У меня был растерянный и, наверное, глуповатый вид. Но это не развеселило моего собеседника. Он нахмурился.
— А с гранатами больше никогда не балуйся. Не советую, если не хочешь болтаться на виселице или получить от фашистов пулю. Нам с тобой умирать нет никакой надобности, — услышал я.

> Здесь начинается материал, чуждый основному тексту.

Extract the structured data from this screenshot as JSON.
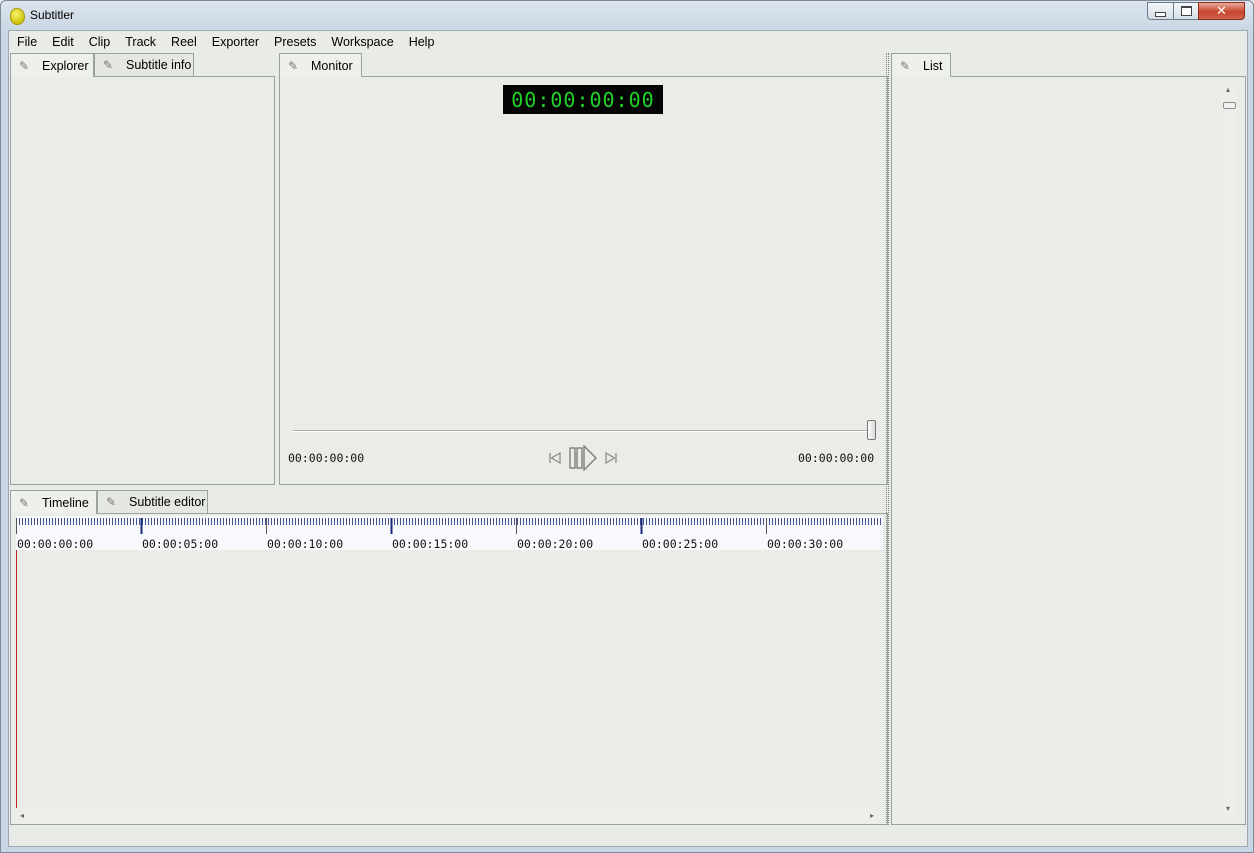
{
  "window": {
    "title": "Subtitler",
    "close_glyph": "✕"
  },
  "menu": [
    "File",
    "Edit",
    "Clip",
    "Track",
    "Reel",
    "Exporter",
    "Presets",
    "Workspace",
    "Help"
  ],
  "left_tabs": {
    "explorer": "Explorer",
    "subtitle_info": "Subtitle info"
  },
  "monitor": {
    "tab": "Monitor",
    "timecode": "00:00:00:00",
    "start_time": "00:00:00:00",
    "end_time": "00:00:00:00",
    "seek_position": 1.0
  },
  "bottom_tabs": {
    "timeline": "Timeline",
    "subtitle_editor": "Subtitle editor"
  },
  "timeline": {
    "ruler_labels": [
      "00:00:00:00",
      "00:00:05:00",
      "00:00:10:00",
      "00:00:15:00",
      "00:00:20:00",
      "00:00:25:00",
      "00:00:30:00"
    ],
    "playhead_time": "00:00:00:00"
  },
  "list_panel": {
    "tab": "List"
  },
  "icons": {
    "tab_icon": "wrench-icon",
    "prev": "skip-back-icon",
    "play_pause": "play-pause-icon",
    "next": "skip-forward-icon"
  },
  "colors": {
    "timecode_fg": "#22d22a",
    "timecode_bg": "#050505",
    "playhead": "#c0262a",
    "ruler_ticks": "#1a2a7a"
  }
}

…Минувшей осенью, в сентябре, когда противник внезапно прорвал фронт и на раскисших после дождей, расквашенных копытами, колесами и гусеницами дорогах ревели немецкие танки, буксовали машины и ползли обозы, как-то под вечер мы увидели в селе наших красноармейцев. Люди потом говорили, что где-то под Оржицей они попали в «котел» и фашисты захватили их в плен. Советские бойцы и командиры, многие в окровавленных повязках, полураздетые, месили босыми ногами разжиженную черную грязь. Шли, поддерживая под руки раненых. Нескольких, совсем обессилевших, бойцов конвоиры пристрелили на шоссе посреди села. А один из пленных спасся в реке: бросился с деревянного моста головой вниз и поплыл быстрыми саженками. По нему били из винтовок, но он, часто ныряя, преодолел плес и исчез в камышах. Там его, раненного в голову, подобрал ночью колхозный пасечник Данила Резниченко, хатенка которого прилепилась к краю обрыва на самом берегу.